Era uma vez a jovem Estrella. Ela era amada incondicionalmente pela mãe e cheia de sonhos e expectativas para o futuro. Esse, no entanto, não é um conto de fadas comum, muito menos com um final feliz. Na verdade, Os Tigres Não Têm Medo é uma fábula urbana sombria que explora a inocência do olhar infantil e projeta em seus personagens os fantasmas da violência das drogas no México.
Com a mãe sequestrada e morta, Estrella (Paola Lara) se junta a um pequeno grupo de meninos órfãos que perambulam pelas ruas e acumulam mágoas pelos familiares também ceifados. O líder é Shine (Juan Ramón López), responsável por buscar comida, roupas e um pouquinho de diversão para Pop, Tucsi e Morro (Rodrigo Cortés, Hanssel Casillas e Nery Arredondo, respectivamente). Em uma delicada dinâmica de afeto, a diretora Issa López toma cuidado para não fazer com que o público esqueça o primordial: mesmo debaixo de carcaças de injustiça e revolta, seus protagonistas são crianças e mereciam ser tratados como tal.
Nenhum homem adulto de Os Tigres Não Têm Medo é confiável.Diferente da sensação de segurança que as breves mulheres oferecem – a mãe e a professora de Estrella –, os homens estão sempre em posições crueis de poder, com armas nas mãos e violência nos olhos. Se torna tão estranho avistar alguém mais velho em cena que, quando acontece, ficamos imediatamente em alerta, preparados para o baque inevitável.

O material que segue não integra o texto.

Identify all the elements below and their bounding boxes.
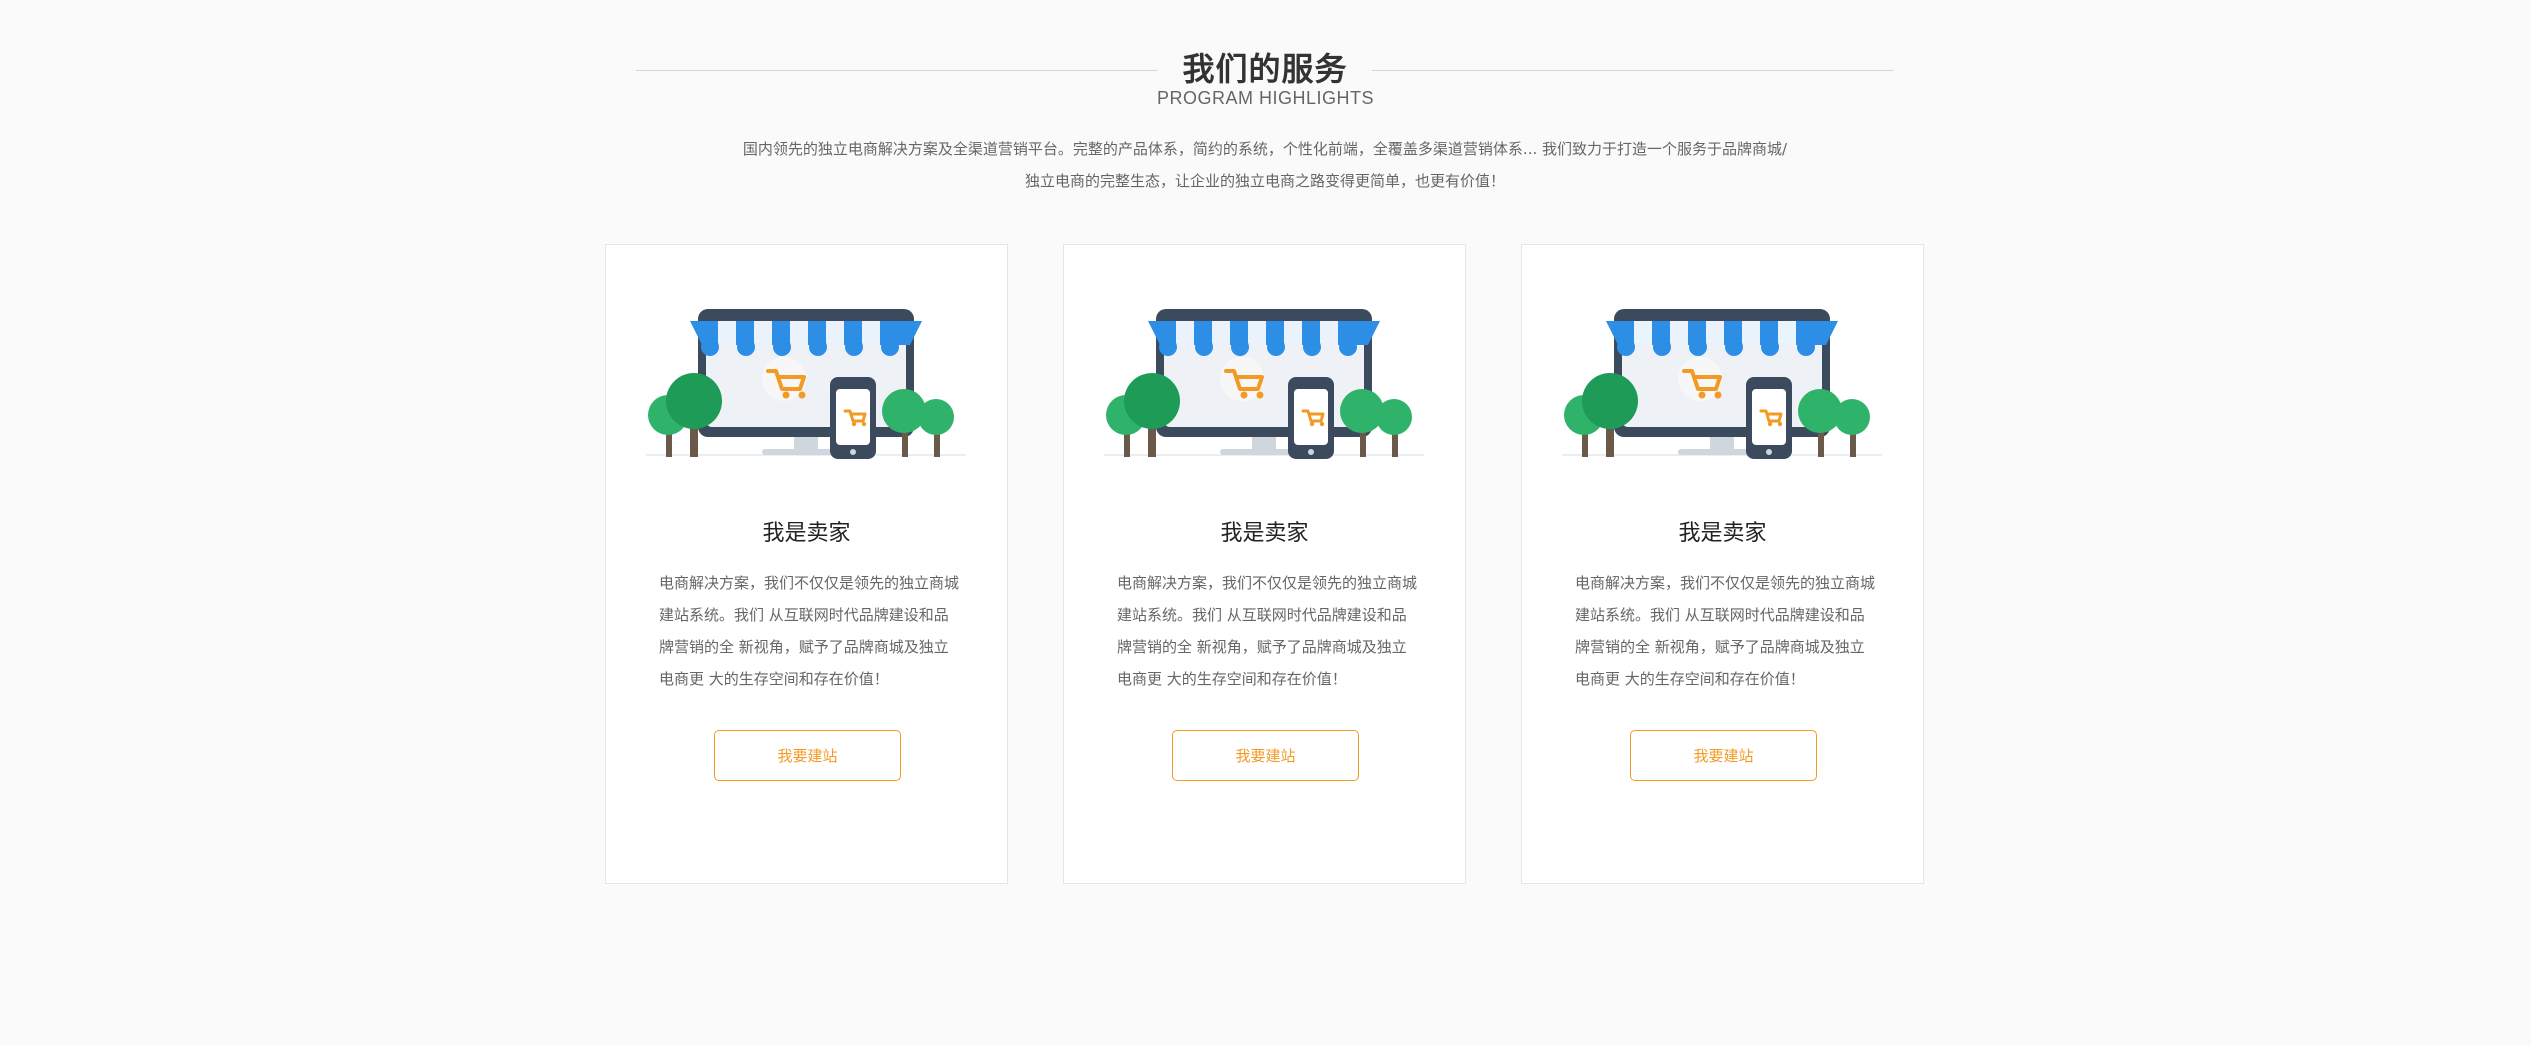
section-intro: 国内领先的独立电商解决方案及全渠道营销平台。完整的产品体系，简约的系统，个性化前… — [742, 140, 1788, 190]
section-title: 我们的服务 — [1182, 50, 1348, 88]
service-card: 我是卖家 电商解决方案，我们不仅仅是领先的独立商城建站系统。我们 从互联网时代品… — [1521, 244, 1924, 884]
card-title: 我是卖家 — [1678, 521, 1767, 546]
title-divider-left — [636, 70, 1158, 71]
card-description: 电商解决方案，我们不仅仅是领先的独立商城建站系统。我们 从互联网时代品牌建设和品… — [659, 574, 960, 688]
build-site-button[interactable]: 我要建站 — [714, 730, 901, 781]
title-divider-right — [1372, 70, 1894, 71]
storefront-with-devices-icon — [1104, 309, 1424, 459]
service-card: 我是卖家 电商解决方案，我们不仅仅是领先的独立商城建站系统。我们 从互联网时代品… — [605, 244, 1008, 884]
service-cards: 我是卖家 电商解决方案，我们不仅仅是领先的独立商城建站系统。我们 从互联网时代品… — [605, 244, 1925, 884]
storefront-with-devices-icon — [1562, 309, 1882, 459]
storefront-with-devices-icon — [646, 309, 966, 459]
card-description: 电商解决方案，我们不仅仅是领先的独立商城建站系统。我们 从互联网时代品牌建设和品… — [1117, 574, 1418, 688]
section-subtitle: PROGRAM HIGHLIGHTS — [1156, 88, 1375, 108]
card-title: 我是卖家 — [762, 521, 851, 546]
build-site-button[interactable]: 我要建站 — [1630, 730, 1817, 781]
card-description: 电商解决方案，我们不仅仅是领先的独立商城建站系统。我们 从互联网时代品牌建设和品… — [1575, 574, 1876, 688]
card-title: 我是卖家 — [1220, 521, 1309, 546]
service-card: 我是卖家 电商解决方案，我们不仅仅是领先的独立商城建站系统。我们 从互联网时代品… — [1063, 244, 1466, 884]
build-site-button[interactable]: 我要建站 — [1172, 730, 1359, 781]
services-section: 我们的服务 PROGRAM HIGHLIGHTS 国内领先的独立电商解决方案及全… — [0, 0, 2531, 1045]
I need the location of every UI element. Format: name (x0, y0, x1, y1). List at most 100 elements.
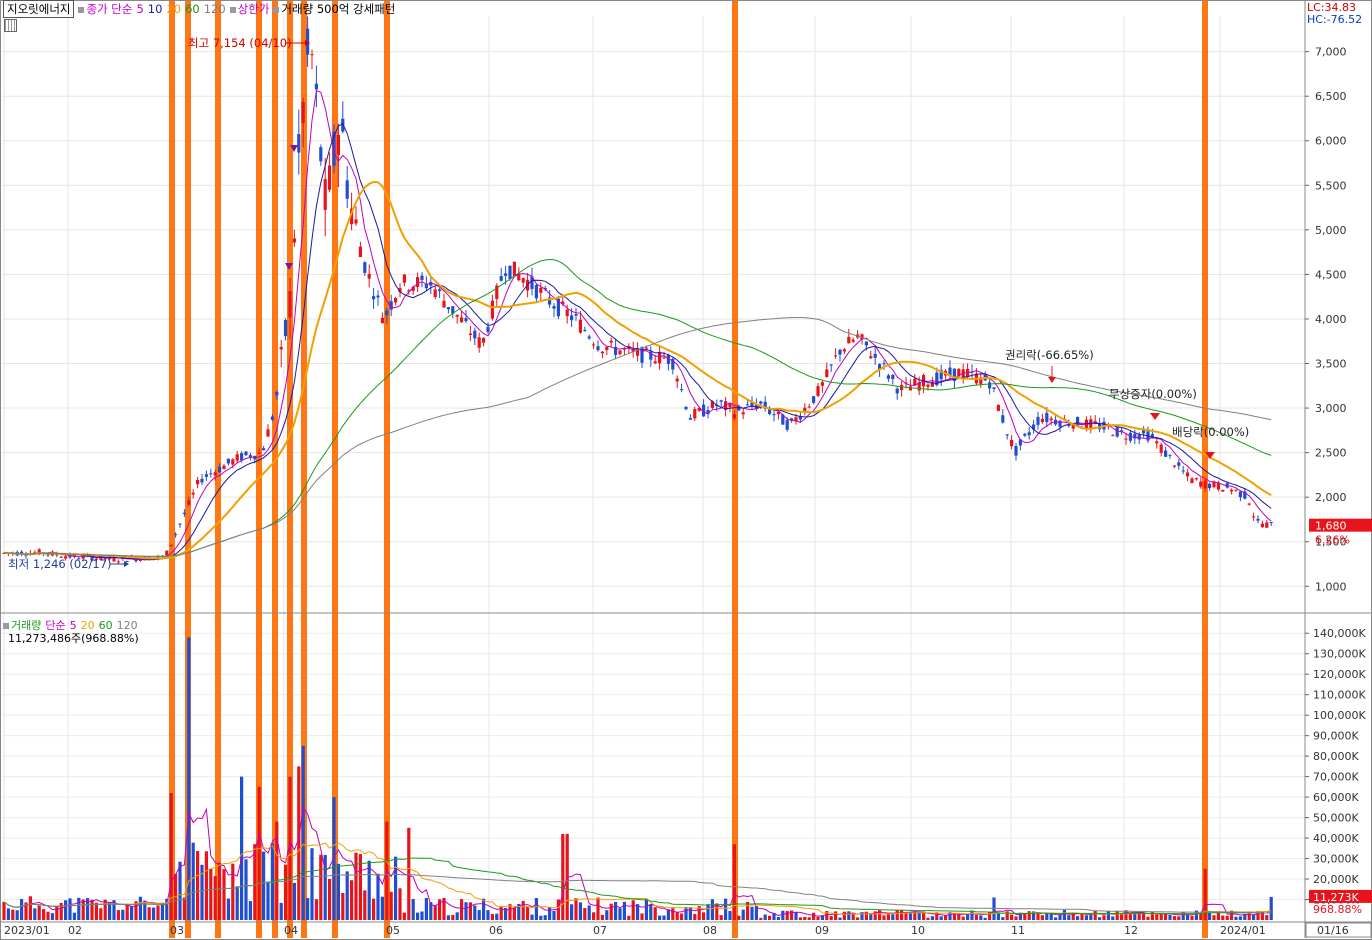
volume-bar (649, 904, 653, 920)
candle-body (768, 409, 772, 414)
volume-bar (42, 909, 46, 920)
volume-bar (904, 913, 908, 920)
volume-bar (1212, 915, 1216, 920)
ma-60-label[interactable]: 60 (185, 2, 200, 16)
volume-bar (1225, 915, 1229, 920)
volume-bar (1062, 909, 1066, 920)
volume-bar (710, 899, 714, 920)
candle-body (895, 388, 899, 394)
volume-bar (297, 766, 301, 920)
volume-bar (1221, 915, 1225, 920)
candle-body (1199, 481, 1203, 487)
month-label: 05 (386, 924, 400, 937)
volume-bar (130, 906, 134, 920)
volume-bar (605, 910, 609, 920)
volume-bar (1058, 914, 1062, 920)
candle-body (297, 134, 301, 153)
candle-body (508, 265, 512, 279)
volume-bar (1040, 915, 1044, 920)
volume-pattern-label[interactable]: 거래량 500억 강세패턴 (281, 2, 395, 16)
volume-bar (1098, 917, 1102, 920)
volume-bar (182, 897, 186, 920)
ma-20-label[interactable]: 20 (166, 2, 181, 16)
candle-body (354, 219, 358, 224)
volume-bar (750, 906, 754, 920)
month-label: 2023/01 (4, 924, 50, 937)
ma-10-label[interactable]: 10 (148, 2, 163, 16)
candle-body (578, 319, 582, 333)
volume-bar (90, 899, 94, 920)
candle-body (1164, 450, 1168, 457)
volume-tick-label: 140,000K (1313, 627, 1366, 640)
volume-bar (1076, 916, 1080, 920)
candle-body (385, 310, 389, 316)
candle-body (583, 329, 587, 331)
volume-bar (737, 915, 741, 920)
candle-body (851, 339, 855, 342)
volume-bar (147, 907, 151, 920)
candle-body (420, 275, 424, 280)
candle-body (345, 180, 349, 199)
price-candles (2, 16, 1273, 565)
volume-bar (196, 851, 200, 920)
month-label: 11 (1011, 924, 1025, 937)
candle-body (1186, 472, 1190, 477)
volume-tick-label: 70,000K (1313, 771, 1359, 784)
bonus-arrow-head (1150, 413, 1160, 420)
volume-bar (77, 897, 81, 920)
candle-body (842, 349, 846, 352)
date-box-label: 01/16 (1317, 924, 1349, 937)
candle-body (838, 349, 842, 355)
month-label: 06 (489, 924, 503, 937)
volume-bar (781, 910, 785, 920)
volume-bar (319, 854, 323, 920)
volume-bar (869, 914, 873, 920)
volume-bar (662, 915, 666, 920)
ma-5-label[interactable]: 5 (136, 2, 143, 16)
volume-bar (732, 844, 736, 920)
stock-chart-svg[interactable]: 7,000 6,500 6,000 5,500 5,000 4,500 4,000 3,500… (0, 0, 1372, 940)
candle-body (196, 480, 200, 485)
limit-up-label[interactable]: 상한가 (238, 2, 270, 16)
volume-bar (244, 859, 248, 920)
month-label: 03 (170, 924, 184, 937)
volume-bar (350, 880, 354, 920)
volume-bar (891, 914, 895, 920)
volume-bar (451, 914, 455, 920)
candle-body (900, 385, 904, 390)
signal-bar (272, 0, 278, 938)
candle-body (1190, 478, 1194, 483)
volume-bar (187, 637, 191, 920)
volume-bar (592, 912, 596, 920)
candle-body (596, 346, 600, 351)
candle-body (1049, 418, 1053, 421)
volume-bar (482, 898, 486, 920)
grid-toggle-icon[interactable] (4, 19, 17, 32)
candle-body (235, 454, 239, 461)
volume-bar (1181, 911, 1185, 920)
candle-body (279, 347, 283, 350)
candle-body (416, 277, 420, 287)
month-label: 2024/01 (1220, 924, 1266, 937)
candle-body (996, 404, 1000, 411)
volume-bar (46, 911, 50, 920)
volume-bar (600, 914, 604, 920)
volume-bar (741, 909, 745, 920)
volume-bar (939, 916, 943, 920)
candle-body (1168, 454, 1172, 456)
ma-120-label[interactable]: 120 (204, 2, 226, 16)
outer-border (0, 0, 1372, 940)
volume-bar (50, 913, 54, 920)
candle-body (240, 453, 244, 461)
candle-body (992, 387, 996, 389)
price-tick-label: 5,000 (1315, 224, 1347, 237)
volume-bar (1172, 916, 1176, 920)
stock-name[interactable]: 지오릿에너지 (3, 0, 75, 18)
candle-body (539, 287, 543, 293)
volume-bar (37, 905, 41, 920)
candle-body (891, 375, 895, 380)
candle-body (319, 147, 323, 162)
volume-bar (671, 908, 675, 920)
volume-bar (1190, 915, 1194, 920)
volume-bar (570, 904, 574, 920)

O brilhante elenco infantil, por sua vez, nos conduz por essa pequena aventura de realismo mágico com muita destreza e muita ternura, onde o horror só surge em pinceladas para dar forma a essa cidade abandonada de vidas interrompidas. Os mortos se acumulam ao redor de uma contida Estrella, que se percebe assombrada pelo imaginário para processar sua realidade, e que, pelas lentes de López, ganha o direito de sonhar, negado às crianças do lado de fora das telas.
Com a mesma melancolia profunda de filmes como O Orfanato e A Espinha do Diabo, que também tem a infância como ponto de partida, Vuelven, no original, é um filme triste, tristíssimo, que encontra na contação de histórias um mecanismo de defesa e uma forma de sobrevivência. O horror, ele reserva para a realidade.